Moussy fait dialoguer une stagiaire curieuse (mais scolaire) avec une éducatrice faite au feu du réel (mais cultivée). On assiste alors à un ballet serré entre des principes qui se parent souvent d’une prétendue innovation et des connaissances anciennes qui l’avaient déjà si bien dit. L’avantage de la chose étant, bien entendu, de nous pousser à relire certains textes avec, en prime, le plaisir et la richesse des savoirs produits à l’échelle du quotidien. Les enfants n’ont pas attendu les philosophes pour être intelligents au monde.

Chercher & Travailler

Mezzena, Cornut et Stroumza se sont intéressées aux pratiques gestionnaires et à leurs effets. Le « managérialisme » déroule sa propre rationalité qui se tient à distance du travail réel des professionnel·le·s tout en enserrant les pratiques dans des prescriptions pléthoriques. Celles et ceux qui s’y collent se retrouvent très loin de ce qui leur tient à cœur, empêtré·e·s dans des injonctions contradictoires et mis·es en demeure de rendre compte de gestes qui, ainsi posés, perdent sens et valeur. Et pourtant ça résiste et, par des détours discrets, quelques-un·e·s parviennent à faire vivre ce qu’ils/elles savent faire.

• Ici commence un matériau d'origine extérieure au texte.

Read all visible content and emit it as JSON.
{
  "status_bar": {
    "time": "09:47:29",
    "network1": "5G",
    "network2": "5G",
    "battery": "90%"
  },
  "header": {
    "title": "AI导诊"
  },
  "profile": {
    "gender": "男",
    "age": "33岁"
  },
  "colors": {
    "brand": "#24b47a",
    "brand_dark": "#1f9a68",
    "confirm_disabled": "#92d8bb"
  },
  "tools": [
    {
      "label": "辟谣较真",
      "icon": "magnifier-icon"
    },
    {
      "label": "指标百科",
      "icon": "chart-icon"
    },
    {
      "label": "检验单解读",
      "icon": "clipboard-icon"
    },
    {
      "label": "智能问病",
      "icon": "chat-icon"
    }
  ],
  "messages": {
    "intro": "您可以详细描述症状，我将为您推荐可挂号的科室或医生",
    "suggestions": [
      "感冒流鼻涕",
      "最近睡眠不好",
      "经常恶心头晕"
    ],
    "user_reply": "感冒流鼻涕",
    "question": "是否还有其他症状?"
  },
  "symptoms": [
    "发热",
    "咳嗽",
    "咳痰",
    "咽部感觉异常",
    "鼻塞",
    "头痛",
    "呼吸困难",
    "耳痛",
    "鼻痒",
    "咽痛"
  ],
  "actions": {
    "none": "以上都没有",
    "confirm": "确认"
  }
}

Bonnard, Bressan et Vaucher se sont attachées à comprendre ce que l’on fait de la parole des enfants à l’hôpital et chez les médecins. A l’usage, il faut admettre que les enfants ont une intelligence vive de ce qui leur arrive et qu’ils sont capables d’en faire quelque chose pour peu qu’on leur accorde une réelle attention. Cette approche anthropologique nous fait mesurer combien nombre d’interactions sont à la limite d’une assourdissante grossièreté relationnelle et nous oblige à nous voir parfois au seuil de la médiocrité.

Dire & Lire

Kühni (K.) a lu un livre de Cifali qui se penche sur une pléiade de problèmes qui nous tarabustent depuis longtemps. Il s’agit de rencontres qui exigent présence et intelligence, parce que l’autre compte vraiment et que ce qui advient nous appartient aussi. L’étonnement est une nécessité quand on cherche à comprendre par le corps et l’intellect. Il reste les risques de l’imprévu, avec les aléas des situations qui se retrouvent si loin de l’attendu… Chercher et mettre en œuvre sont parcourus par les énigmes du sensible, et c’est là que la question de la conformité aux standards paraît bien anodine.

Wuillemin s’est trouvé bien mal pris dans l’univers panoptique de Bentham. Il en a fait un slam qu’il convient de scander dans les lieux d’accueil de la petite enfance. Toute comparaison, même allusive, avec les horreurs pénitentiaires est absolument légitime.